From Vico Equense to Massa Lubrense there are many churches and chapels, as well as many convents and monasteries. It is precisely in these places of worship that the brotherhoods have arisen, associations of lay people with aims of piety and devotion, where, unlike monastic ones, the associates are not obliged to live in common, and do not take vows. Their origin is uncertain but they certainly take inspiration from the mystical movement of the Flagellants, or Disciplinants, from 'discipline', a bundle of five cords, in memory of the wounds of Jesus, which arose through the will of the hermit Raniero Fasani in Umbria in 1260. When this movement died out, the companies or rather, the brotherhoods were born and developed, all moved by a strong sense of religious association that pervaded every social class.

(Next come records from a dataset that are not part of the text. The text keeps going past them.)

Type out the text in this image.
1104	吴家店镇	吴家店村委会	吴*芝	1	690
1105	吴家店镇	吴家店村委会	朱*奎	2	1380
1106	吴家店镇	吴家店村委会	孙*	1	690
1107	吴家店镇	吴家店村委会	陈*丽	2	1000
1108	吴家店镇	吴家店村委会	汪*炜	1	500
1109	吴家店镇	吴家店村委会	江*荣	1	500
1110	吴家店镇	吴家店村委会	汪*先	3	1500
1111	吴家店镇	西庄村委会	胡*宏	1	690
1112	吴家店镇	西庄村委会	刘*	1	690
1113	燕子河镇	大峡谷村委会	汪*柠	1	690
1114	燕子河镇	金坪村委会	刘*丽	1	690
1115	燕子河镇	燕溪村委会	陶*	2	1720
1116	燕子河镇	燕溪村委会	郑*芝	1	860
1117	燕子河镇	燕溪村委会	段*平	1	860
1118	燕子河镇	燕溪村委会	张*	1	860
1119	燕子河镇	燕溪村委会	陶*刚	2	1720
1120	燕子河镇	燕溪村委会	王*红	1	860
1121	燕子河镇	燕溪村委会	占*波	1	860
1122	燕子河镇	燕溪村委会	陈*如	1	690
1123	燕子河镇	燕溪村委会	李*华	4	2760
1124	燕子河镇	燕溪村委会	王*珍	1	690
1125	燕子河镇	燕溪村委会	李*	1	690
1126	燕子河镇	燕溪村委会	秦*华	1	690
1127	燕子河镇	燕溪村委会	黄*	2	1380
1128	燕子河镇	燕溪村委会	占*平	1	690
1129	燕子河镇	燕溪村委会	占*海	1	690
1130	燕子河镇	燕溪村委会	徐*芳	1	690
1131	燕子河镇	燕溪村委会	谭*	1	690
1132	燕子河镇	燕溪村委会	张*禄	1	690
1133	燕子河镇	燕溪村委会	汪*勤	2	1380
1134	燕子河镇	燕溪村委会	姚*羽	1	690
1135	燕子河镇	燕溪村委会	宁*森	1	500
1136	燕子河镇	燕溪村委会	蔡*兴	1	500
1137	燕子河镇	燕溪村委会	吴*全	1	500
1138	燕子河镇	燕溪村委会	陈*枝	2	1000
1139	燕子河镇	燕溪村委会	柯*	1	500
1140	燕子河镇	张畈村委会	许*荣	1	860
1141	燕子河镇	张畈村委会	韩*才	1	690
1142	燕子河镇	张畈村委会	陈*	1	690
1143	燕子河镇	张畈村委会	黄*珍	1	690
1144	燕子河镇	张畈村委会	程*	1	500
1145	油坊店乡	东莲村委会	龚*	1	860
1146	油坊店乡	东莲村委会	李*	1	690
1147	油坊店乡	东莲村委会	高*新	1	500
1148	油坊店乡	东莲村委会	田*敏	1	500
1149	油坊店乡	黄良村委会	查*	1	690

Depending on the regions, they were called fraternities, confraternities, guilds, collecta, sodalities, scholae, estaurite, congregations, companies, and centuries. The brotherhoods had a great spread between the fourteenth and eighteenth centuries, contributing to the social and cultural growth of society, building hospitals and hospices, orphanages and conservatories. Organizations that can be defined as daughters of medieval corporations. Much of their cultural heritage has come down to our days, overcoming the fashions and difficulties of the present times.

'The confirmation of the existence in the Sorrento peninsula of many sodalities is also given by an edict of 1825 by Archbishop Gabriele Papa, from which it is clear that in Sorrento, at that time, there were fifteen brotherhoods, one in Capri, one in Anacapri, eight in the area of Massa Lubrense and eight in that of Vico Equense, together with three Monti dei Morti - explains Prior Fiorentino -. In February 2024, there are as many as 40 operating in the territory of the Sorrento peninsula. Most of them carry on the popular traditions of Holy Week, with rites that involve a wide and solemn ceremonial. Every moment is repeated with an unwritten script that everyone draws from, almost as if to mark the sense of belonging to the territory. Strong bond, almost sacred, with what represents an indissoluble red thread that unites the different generations. It is important to be there, to participate, to relive those key moments that have so much of that feeling that is nestled in the so-called expressions of popular religiosity'.